Read more about imager irradiation effects here:

Architecture

  1. Main Process: /public/electron.js There can only be one main process throughout an electron app lifecycle. The purpose of the main process is to create and manage additional renderer processes. Each renderer process is run by a BrowserWindow instance for its own Web page/GUI.
  2. Visible Renderer Process: src/App.js Each BrowserWindow created by the main process yields a renderer process to show the webpage. To make use of native OS features, every renderer process has to communicate with the main process. The remote module allows you to access the main process features directly from the renderer process.
  3. Hidden Renderer Process: /background/startup_aggregate.html The hidden renderer process does not have a visible browser window. The goal of this window is to perform heavy computational tasks in the background by receiving messages from the Python script.
  4. Python Script: /scripts/startup_aggregate.py To make it work with the electron code, we used the npm module python-shell which allows us to execute external Python scripts from the nodeJS application.

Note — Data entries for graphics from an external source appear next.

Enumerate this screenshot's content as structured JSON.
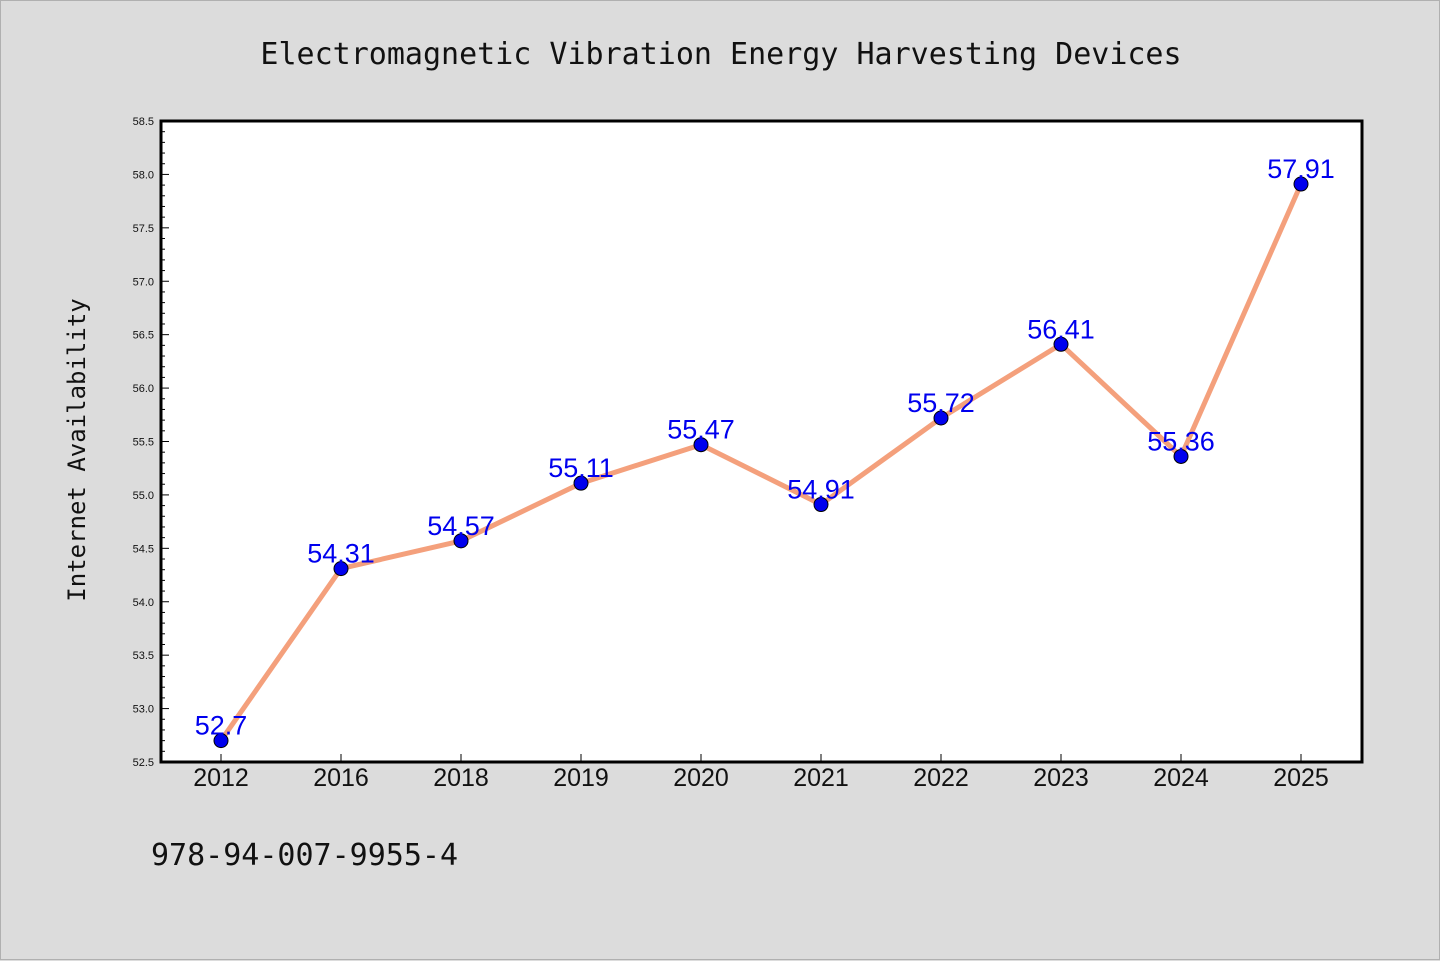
{
  "chart_data": {
    "type": "line",
    "title": "Electromagnetic Vibration Energy Harvesting Devices",
    "xlabel": "",
    "ylabel": "Internet Availability",
    "categories": [
      "2012",
      "2016",
      "2018",
      "2019",
      "2020",
      "2021",
      "2022",
      "2023",
      "2024",
      "2025"
    ],
    "values": [
      52.7,
      54.31,
      54.57,
      55.11,
      55.47,
      54.91,
      55.72,
      56.41,
      55.36,
      57.91
    ],
    "data_labels": [
      "52.7",
      "54.31",
      "54.57",
      "55.11",
      "55.47",
      "54.91",
      "55.72",
      "56.41",
      "55.36",
      "57.91"
    ],
    "ylim": [
      52.5,
      58.5
    ],
    "yticks": [
      "52.5",
      "53.0",
      "53.5",
      "54.0",
      "54.5",
      "55.0",
      "55.5",
      "56.0",
      "56.5",
      "57.0",
      "57.5",
      "58.0",
      "58.5"
    ],
    "grid": false,
    "legend": "none",
    "line_color": "#f4a07c",
    "marker_color": "#0000ee",
    "label_color": "#0000ee",
    "background": "#dcdcdc",
    "plot_background": "#ffffff"
  },
  "footer": {
    "text": "978-94-007-9955-4"
  }
}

The communication between the processes is made possible with Electron’s built in IPC modules: ipcMain and ipcRenderer.

Built With

  • Electron - framework for creating desktop applications using web technologies (HTML/CSS, JS)
  • React - JavaScript library for creating front end user interfaces
  • AntDesign - React UI library
  • Python - used for writing image processing code

Ongoing and Future Development

  1. Export completed analysis to files, a database, or a website.
  2. Provide analysis of dark signal non-uniformity (DNSU) effects.
  3. Optimize Python backend with multiple scripts.